2044. Gabrielle se meurt dans un travail ennuyeux. Pour accéder à un travail « digne », il lui est demandé de se purger de ses émotions et affects en replongeant dans ses vies passées. Elle était la femme d’un marchand de poupées pour enfant au siècle passé (1910), une actrice en devenir lors de notre précédente décennie (2014). Mais ce qu’elle finira par trouver dans ses expériences antérieures, c’est l’amour ; c’est Louis (George MacKay). Un amour si évident, si dévorant qu’il n’est jamais question de tout abandonner pour lui ; cela ne leur viendrait pas à l’idée — ou alors ils en avaient peur. C’est elle dans sa première vie, qui avait tout à perdre : un mari, une situation — elle était une bourgeoise confortablement dominée par la guerre des sexes. C’est lui qui en a eu peur, ensuite, car à son tour, il avait tout à perdre : sa représentation bien huilée du monde, celle qui lui permet d’avoir confiance en lui, des privilèges — il était un incel, cette forme moderne de la maladie d’amour qui touche les hommes, et les conforte autant qu’elle neutralise la pleine puissance des plus beaux sentiments.

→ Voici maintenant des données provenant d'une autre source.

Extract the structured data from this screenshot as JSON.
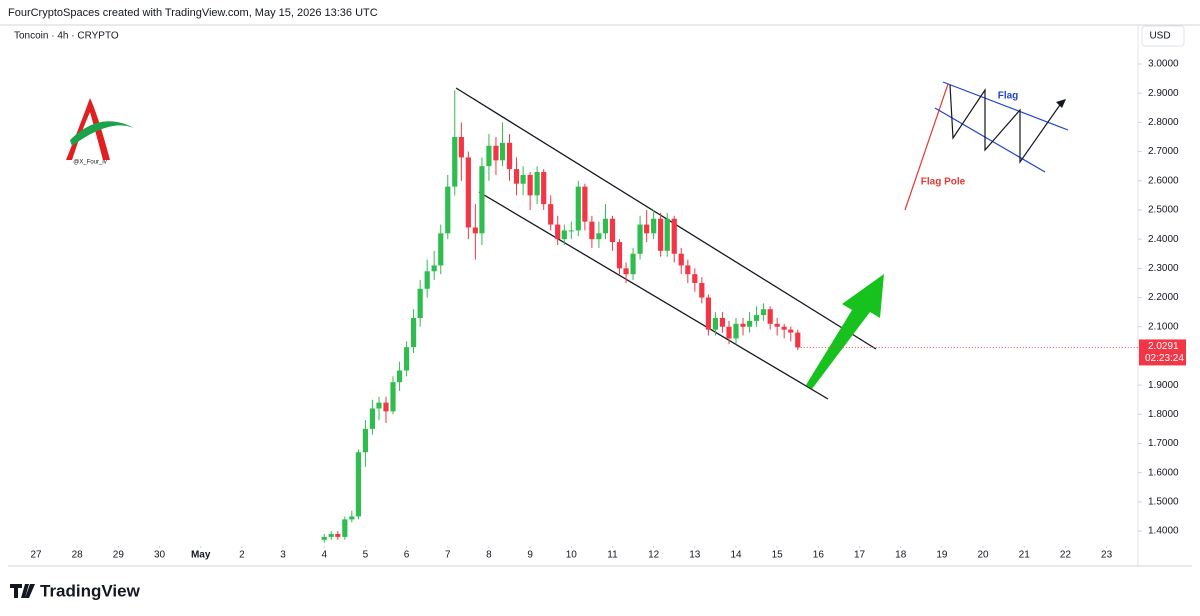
{
  "header": "FourCryptoSpaces created with TradingView.com, May 15, 2026 13:36 UTC",
  "brand": "TradingView",
  "watermark": "@X_Four_iv",
  "chart_data": {
    "type": "candlestick",
    "title": "Toncoin · 4h · CRYPTO",
    "currency": "USD",
    "x": [
      7.0,
      7.17,
      7.33,
      7.5,
      7.67,
      7.83,
      8.0,
      8.17,
      8.33,
      8.5,
      8.67,
      8.83,
      9.0,
      9.17,
      9.33,
      9.5,
      9.67,
      9.83,
      10.0,
      10.17,
      10.33,
      10.5,
      10.67,
      10.83,
      11.0,
      11.17,
      11.33,
      11.5,
      11.67,
      11.83,
      12.0,
      12.17,
      12.33,
      12.5,
      12.67,
      12.83,
      13.0,
      13.17,
      13.33,
      13.5,
      13.67,
      13.83,
      14.0,
      14.17,
      14.33,
      14.5,
      14.67,
      14.83,
      15.0,
      15.17,
      15.33,
      15.5,
      15.67,
      15.83,
      16.0,
      16.17,
      16.33,
      16.5,
      16.67,
      16.83,
      17.0,
      17.17,
      17.33,
      17.5,
      17.67,
      17.83,
      18.0,
      18.17,
      18.33,
      18.5
    ],
    "open": [
      1.37,
      1.38,
      1.39,
      1.38,
      1.44,
      1.45,
      1.67,
      1.75,
      1.82,
      1.84,
      1.81,
      1.91,
      1.95,
      2.03,
      2.13,
      2.23,
      2.29,
      2.31,
      2.42,
      2.58,
      2.75,
      2.68,
      2.44,
      2.42,
      2.65,
      2.72,
      2.67,
      2.73,
      2.64,
      2.59,
      2.62,
      2.55,
      2.63,
      2.52,
      2.45,
      2.4,
      2.43,
      2.43,
      2.58,
      2.46,
      2.4,
      2.42,
      2.47,
      2.39,
      2.3,
      2.28,
      2.35,
      2.45,
      2.42,
      2.47,
      2.36,
      2.47,
      2.35,
      2.31,
      2.28,
      2.25,
      2.2,
      2.09,
      2.13,
      2.1,
      2.06,
      2.11,
      2.1,
      2.12,
      2.14,
      2.16,
      2.11,
      2.1,
      2.09,
      2.08
    ],
    "high": [
      1.39,
      1.4,
      1.4,
      1.45,
      1.47,
      1.68,
      1.78,
      1.85,
      1.86,
      1.86,
      1.93,
      1.98,
      2.05,
      2.16,
      2.26,
      2.33,
      2.36,
      2.45,
      2.62,
      2.91,
      2.8,
      2.7,
      2.52,
      2.68,
      2.76,
      2.75,
      2.8,
      2.76,
      2.68,
      2.65,
      2.63,
      2.65,
      2.64,
      2.55,
      2.48,
      2.45,
      2.46,
      2.6,
      2.59,
      2.48,
      2.46,
      2.52,
      2.48,
      2.4,
      2.32,
      2.37,
      2.48,
      2.5,
      2.5,
      2.49,
      2.49,
      2.48,
      2.37,
      2.33,
      2.3,
      2.27,
      2.21,
      2.15,
      2.15,
      2.12,
      2.13,
      2.13,
      2.15,
      2.17,
      2.18,
      2.17,
      2.13,
      2.11,
      2.1,
      2.09
    ],
    "low": [
      1.36,
      1.37,
      1.37,
      1.37,
      1.43,
      1.44,
      1.62,
      1.73,
      1.78,
      1.77,
      1.8,
      1.88,
      1.93,
      2.01,
      2.1,
      2.2,
      2.26,
      2.28,
      2.4,
      2.55,
      2.6,
      2.4,
      2.33,
      2.38,
      2.6,
      2.62,
      2.65,
      2.6,
      2.55,
      2.55,
      2.5,
      2.52,
      2.5,
      2.43,
      2.38,
      2.38,
      2.4,
      2.41,
      2.43,
      2.37,
      2.37,
      2.4,
      2.36,
      2.28,
      2.25,
      2.26,
      2.33,
      2.39,
      2.4,
      2.34,
      2.34,
      2.32,
      2.28,
      2.25,
      2.22,
      2.18,
      2.07,
      2.07,
      2.08,
      2.04,
      2.04,
      2.07,
      2.08,
      2.1,
      2.12,
      2.09,
      2.07,
      2.06,
      2.05,
      2.02
    ],
    "close": [
      1.38,
      1.39,
      1.38,
      1.44,
      1.45,
      1.67,
      1.75,
      1.82,
      1.84,
      1.81,
      1.91,
      1.95,
      2.03,
      2.13,
      2.23,
      2.29,
      2.31,
      2.42,
      2.58,
      2.75,
      2.68,
      2.44,
      2.42,
      2.65,
      2.72,
      2.67,
      2.73,
      2.64,
      2.59,
      2.62,
      2.55,
      2.63,
      2.52,
      2.45,
      2.4,
      2.43,
      2.43,
      2.58,
      2.46,
      2.4,
      2.42,
      2.47,
      2.39,
      2.3,
      2.28,
      2.35,
      2.45,
      2.42,
      2.47,
      2.36,
      2.47,
      2.35,
      2.31,
      2.28,
      2.25,
      2.2,
      2.09,
      2.13,
      2.1,
      2.06,
      2.11,
      2.1,
      2.12,
      2.14,
      2.16,
      2.11,
      2.1,
      2.09,
      2.08,
      2.0291
    ],
    "up_color": "#2ebd4e",
    "down_color": "#f23645",
    "last_price": 2.0291,
    "countdown": "02:23:24",
    "annotations": [
      "Flag",
      "Flag Pole"
    ],
    "xlim": [
      -0.68,
      26.69
    ],
    "xticks": [
      {
        "value": 0,
        "label": "27"
      },
      {
        "value": 1,
        "label": "28"
      },
      {
        "value": 2,
        "label": "29"
      },
      {
        "value": 3,
        "label": "30"
      },
      {
        "value": 4,
        "label": "May"
      },
      {
        "value": 5,
        "label": "2"
      },
      {
        "value": 6,
        "label": "3"
      },
      {
        "value": 7,
        "label": "4"
      },
      {
        "value": 8,
        "label": "5"
      },
      {
        "value": 9,
        "label": "6"
      },
      {
        "value": 10,
        "label": "7"
      },
      {
        "value": 11,
        "label": "8"
      },
      {
        "value": 12,
        "label": "9"
      },
      {
        "value": 13,
        "label": "10"
      },
      {
        "value": 14,
        "label": "11"
      },
      {
        "value": 15,
        "label": "12"
      },
      {
        "value": 16,
        "label": "13"
      },
      {
        "value": 17,
        "label": "14"
      },
      {
        "value": 18,
        "label": "15"
      },
      {
        "value": 19,
        "label": "16"
      },
      {
        "value": 20,
        "label": "17"
      },
      {
        "value": 21,
        "label": "18"
      },
      {
        "value": 22,
        "label": "19"
      },
      {
        "value": 23,
        "label": "20"
      },
      {
        "value": 24,
        "label": "21"
      },
      {
        "value": 25,
        "label": "22"
      },
      {
        "value": 26,
        "label": "23"
      }
    ],
    "ylim": [
      1.342,
      3.048
    ],
    "yticks": [
      {
        "value": 1.4,
        "label": "1.4000"
      },
      {
        "value": 1.5,
        "label": "1.5000"
      },
      {
        "value": 1.6,
        "label": "1.6000"
      },
      {
        "value": 1.7,
        "label": "1.7000"
      },
      {
        "value": 1.8,
        "label": "1.8000"
      },
      {
        "value": 1.9,
        "label": "1.9000"
      },
      {
        "value": 2.1,
        "label": "2.1000"
      },
      {
        "value": 2.2,
        "label": "2.2000"
      },
      {
        "value": 2.3,
        "label": "2.3000"
      },
      {
        "value": 2.4,
        "label": "2.4000"
      },
      {
        "value": 2.5,
        "label": "2.5000"
      },
      {
        "value": 2.6,
        "label": "2.6000"
      },
      {
        "value": 2.7,
        "label": "2.7000"
      },
      {
        "value": 2.8,
        "label": "2.8000"
      },
      {
        "value": 2.9,
        "label": "2.9000"
      },
      {
        "value": 3.0,
        "label": "3.0000"
      }
    ],
    "grid": false
  }
}
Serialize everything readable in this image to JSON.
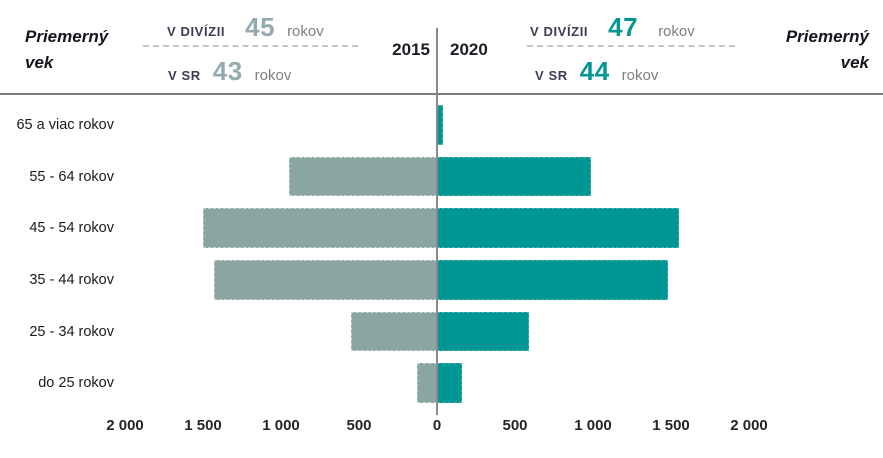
{
  "header": {
    "title_line1": "Priemerný",
    "title_line2": "vek",
    "year_left": "2015",
    "year_right": "2020",
    "left": {
      "row1_label": "V DIVÍZII",
      "row1_value": "45",
      "row1_unit": "rokov",
      "row2_label": "V SR",
      "row2_value": "43",
      "row2_unit": "rokov"
    },
    "right": {
      "row1_label": "V DIVÍZII",
      "row1_value": "47",
      "row1_unit": "rokov",
      "row2_label": "V SR",
      "row2_value": "44",
      "row2_unit": "rokov"
    }
  },
  "chart_data": {
    "type": "bar",
    "subtype": "population-pyramid",
    "title": "",
    "xlabel": "",
    "ylabel": "",
    "categories": [
      "65 a viac rokov",
      "55 - 64 rokov",
      "45 - 54 rokov",
      "35 - 44 rokov",
      "25 - 34 rokov",
      "do 25 rokov"
    ],
    "series": [
      {
        "name": "2015",
        "side": "left",
        "color": "#8aa5a2",
        "values": [
          0,
          950,
          1500,
          1430,
          550,
          130
        ]
      },
      {
        "name": "2020",
        "side": "right",
        "color": "#009694",
        "values": [
          40,
          990,
          1550,
          1480,
          590,
          160
        ]
      }
    ],
    "xlim": [
      -2000,
      2000
    ],
    "x_ticks": {
      "values": [
        -2000,
        -1500,
        -1000,
        -500,
        0,
        500,
        1000,
        1500,
        2000
      ],
      "labels": [
        "2 000",
        "1 500",
        "1 000",
        "500",
        "0",
        "500",
        "1 000",
        "1 500",
        "2 000"
      ]
    },
    "grid": false,
    "legend_position": "top-center-years"
  },
  "colors": {
    "bar_2015": "#8aa5a2",
    "bar_2020": "#009694",
    "value_2015": "#93abae",
    "value_2020": "#009694",
    "stat_label": "#403a54",
    "unit_gray": "#7f7f7f",
    "axis_line": "#8a8a8a",
    "top_line": "#7c7c7c",
    "text_dark": "#1b1b1b"
  }
}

Si la seconde partie du film dédiée à l’étude de l’incel est aussi passionnante, c’est tout d’abord pour sa parfaite disposition, en venant juste après une première qui lui sert à mettre en place les jalons et motifs (la voyante, les poupées, la bête s’approche) qui viendront hanter Gabrielle ensuite. Cette maison californienne, on l’a déjà vue. On pense à Lynch (Lost Highway ?), puis à la scène inaugurale du film. Et quand on est plongés au beau milieu du film, noyés dans la densité et incapables de respirer… La Bête se déploie enfin. Elle harcèle Gabrielle, littéralement par l’intermédiaire de cette version masculiniste de Louis ; par le montage aussi. L’une des scènes les plus fortes du film survient lorsque l’homme, qui s’est introduit chez elle, tente d’entrer dans sa chambre dans laquelle elle vient de s’enfermer. Elle sait, imagine ou espère, elle, que c’est l’amour (impossible) qui attend violemment de l’autre côté de la porte ; elle aimerait l’ouvrir… Mais par une répétition du geste au montage, Gabrielle ouvre la porte une, deux, trois, quatre fois, jouant avec les nerfs (les espoirs) du spectateur qui veut y croire, et auquel on rappelle, on assène une, deux, trois, quatre fois que non nous ne savons plus aimer, et que oui son seul horizon à elle, point virgule, c’est bien de mourir sous ses mains, sous les cris.
Un cri. Bien sûr que Léa Seydoux sait crier. Elle crie lorsque l’horreur de la tragédie se referme malignement sur elle à la fin, comme nous l’attendions. Cri d’horreur, de désillusion. Laura Palmer. Assez étrangement, La Bête est traversée par des motifs qui n’ont rien d’original ; des secondes versions, des seconde fois. La boîte de nuit comme nouveau temple de l’intemporalité (une idée déjà datée qui faisait le dispositif du film de Chiha), un cri lynchéen, un second acteur choisi pour incarner Louis, avec une seconde fois, un fort accent qui prononce son décalage par rapport au monde. Ce qui nous fait peur dit le film, c’est qu’en perdant nos sentiments, il n’y aura plus rien de neuf à raconter. Et donc à peine de quoi vivre. Sa Bête ce n’est plus l’amour, mais la peur de son extinction.